Pre-Deployment Checklist
| # | Item | Owner |
|---|---|---|
| 1 | Runtime selected (NanoClaw or OpenClaw) and decision documented | Engineering Lead |
| 2 | Agent running inside a container (Apple Container, Docker, or Podman) | DevOps |
| 3 | Container hardened: non-root, read-only filesystem, capabilities dropped | DevOps |
| 4 | Gateway bound to localhost; reverse proxy with TLS deployed | Network/Security |
| 5 | Outbound connections restricted to approved endpoints only | Network/Security |
| 6 | DreamFactory deployed and connected to data sources | Data Engineering |
| 7 | RBAC policies defined and tested (start read-only) | Operations + Security |
| 8 | Field-level masking configured for sensitive columns | Data Engineering |
| 9 | Audit logging enabled and verified | Security |
| 10 | Identity provider connected with group-to-role mapping | IT/Identity |
| 11 | All credentials stored in secret manager (no .env files) | DevOps |
| 12 | Key rotation schedule established (monthly minimum) | Security |
| 13 | All installed skills reviewed and approved by security team | Security |
| 14 | Agent version verified at 2026.1.29 or later (CVE patched) | DevOps |
| 15 | Penetration test completed against the agent | Security |
| 16 | Monitoring and alerting deployed for anomalous queries | Operations |
| 17 | Audit review cadence established (weekly for first 60 days) | Operations Lead |
| 18 | Incident response plan documented for agent compromise | Security |
Ongoing Maintenance
- First 60 days: Weekly audit log reviews
- After 60 days: Monthly audit log reviews
- Quarterly: Skill re-audits
- Annually: Full penetration test
- Every update: Re-review any skills that have auto-updated
Troubleshooting
Common Issues
- Agent returns "access denied" on all queries
- Verify RBAC roles are assigned correctly in DreamFactory. Check that the identity provider group-to-role mapping is configured and that the test user belongs to the correct group.

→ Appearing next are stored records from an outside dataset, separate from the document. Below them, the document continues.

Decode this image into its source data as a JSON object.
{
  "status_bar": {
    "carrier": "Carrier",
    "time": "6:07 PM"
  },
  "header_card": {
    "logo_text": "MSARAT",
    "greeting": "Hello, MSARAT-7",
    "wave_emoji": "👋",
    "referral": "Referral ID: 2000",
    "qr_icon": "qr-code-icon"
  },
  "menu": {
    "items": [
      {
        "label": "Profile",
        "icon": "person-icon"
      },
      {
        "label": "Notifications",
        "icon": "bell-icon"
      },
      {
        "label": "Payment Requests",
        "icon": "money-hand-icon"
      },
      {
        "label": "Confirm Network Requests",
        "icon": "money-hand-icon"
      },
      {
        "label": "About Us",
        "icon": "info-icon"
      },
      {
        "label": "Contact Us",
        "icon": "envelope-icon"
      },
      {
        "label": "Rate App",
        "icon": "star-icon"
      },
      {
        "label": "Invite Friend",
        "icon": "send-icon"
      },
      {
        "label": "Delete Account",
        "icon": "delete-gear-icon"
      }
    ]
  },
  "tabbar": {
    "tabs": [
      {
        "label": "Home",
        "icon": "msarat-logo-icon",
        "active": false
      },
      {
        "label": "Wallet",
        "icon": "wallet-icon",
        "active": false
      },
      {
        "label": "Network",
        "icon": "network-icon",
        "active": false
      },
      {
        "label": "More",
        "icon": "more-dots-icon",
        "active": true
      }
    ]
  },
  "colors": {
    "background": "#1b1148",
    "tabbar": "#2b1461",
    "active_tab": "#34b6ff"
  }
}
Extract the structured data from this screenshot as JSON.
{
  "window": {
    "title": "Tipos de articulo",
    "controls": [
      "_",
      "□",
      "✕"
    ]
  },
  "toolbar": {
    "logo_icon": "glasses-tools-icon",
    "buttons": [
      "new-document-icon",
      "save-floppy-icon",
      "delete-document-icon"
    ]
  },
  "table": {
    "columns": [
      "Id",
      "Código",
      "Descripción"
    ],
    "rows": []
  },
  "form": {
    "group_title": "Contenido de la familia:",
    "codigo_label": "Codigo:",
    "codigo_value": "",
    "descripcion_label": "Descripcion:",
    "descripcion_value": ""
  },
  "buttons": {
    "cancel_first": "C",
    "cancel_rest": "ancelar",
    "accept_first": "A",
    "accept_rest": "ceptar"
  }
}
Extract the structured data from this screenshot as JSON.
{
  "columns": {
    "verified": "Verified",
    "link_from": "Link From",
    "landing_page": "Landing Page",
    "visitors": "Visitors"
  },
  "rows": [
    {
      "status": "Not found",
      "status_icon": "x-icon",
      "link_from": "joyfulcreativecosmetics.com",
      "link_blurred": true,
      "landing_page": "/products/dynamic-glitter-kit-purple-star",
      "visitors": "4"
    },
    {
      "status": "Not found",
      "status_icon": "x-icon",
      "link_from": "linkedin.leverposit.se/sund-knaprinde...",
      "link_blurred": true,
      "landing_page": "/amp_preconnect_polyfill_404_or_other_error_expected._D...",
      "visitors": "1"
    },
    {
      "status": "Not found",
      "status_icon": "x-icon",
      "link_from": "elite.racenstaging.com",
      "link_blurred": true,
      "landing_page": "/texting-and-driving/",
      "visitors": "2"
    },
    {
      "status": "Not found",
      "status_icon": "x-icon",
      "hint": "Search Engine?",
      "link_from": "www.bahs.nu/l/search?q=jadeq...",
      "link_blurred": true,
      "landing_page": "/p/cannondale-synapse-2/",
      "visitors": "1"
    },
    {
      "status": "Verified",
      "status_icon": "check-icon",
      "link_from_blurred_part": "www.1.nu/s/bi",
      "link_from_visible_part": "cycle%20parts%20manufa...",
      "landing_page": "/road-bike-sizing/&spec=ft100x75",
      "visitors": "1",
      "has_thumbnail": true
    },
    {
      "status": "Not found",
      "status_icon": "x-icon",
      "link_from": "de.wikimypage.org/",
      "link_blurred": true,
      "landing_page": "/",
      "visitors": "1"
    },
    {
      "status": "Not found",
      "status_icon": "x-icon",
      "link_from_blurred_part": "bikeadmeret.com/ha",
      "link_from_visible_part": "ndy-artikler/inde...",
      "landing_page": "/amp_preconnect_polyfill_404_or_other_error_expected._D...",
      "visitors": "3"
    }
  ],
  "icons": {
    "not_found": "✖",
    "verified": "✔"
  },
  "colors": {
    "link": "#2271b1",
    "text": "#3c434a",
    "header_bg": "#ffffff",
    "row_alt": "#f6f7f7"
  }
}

- Agent can reach external URLs it should not
- Outbound network rules are not applied correctly. Verify container network policy blocks all addresses except your LLM endpoint and DreamFactory.
- Audit logs are empty
- Confirm audit logging is enabled in DreamFactory admin settings and that the agent is connecting through the MCP endpoint, not directly to the database.
- Skills fail to load after update
- If you are using an allowlist, the updated skill may have a new hash or package name. Re-review and re-approve the updated version.
- CVE-2026-25253 scan flags your instance
- Upgrade to OpenClaw version 2026.1.29 or later. Rebuild the container image after upgrading.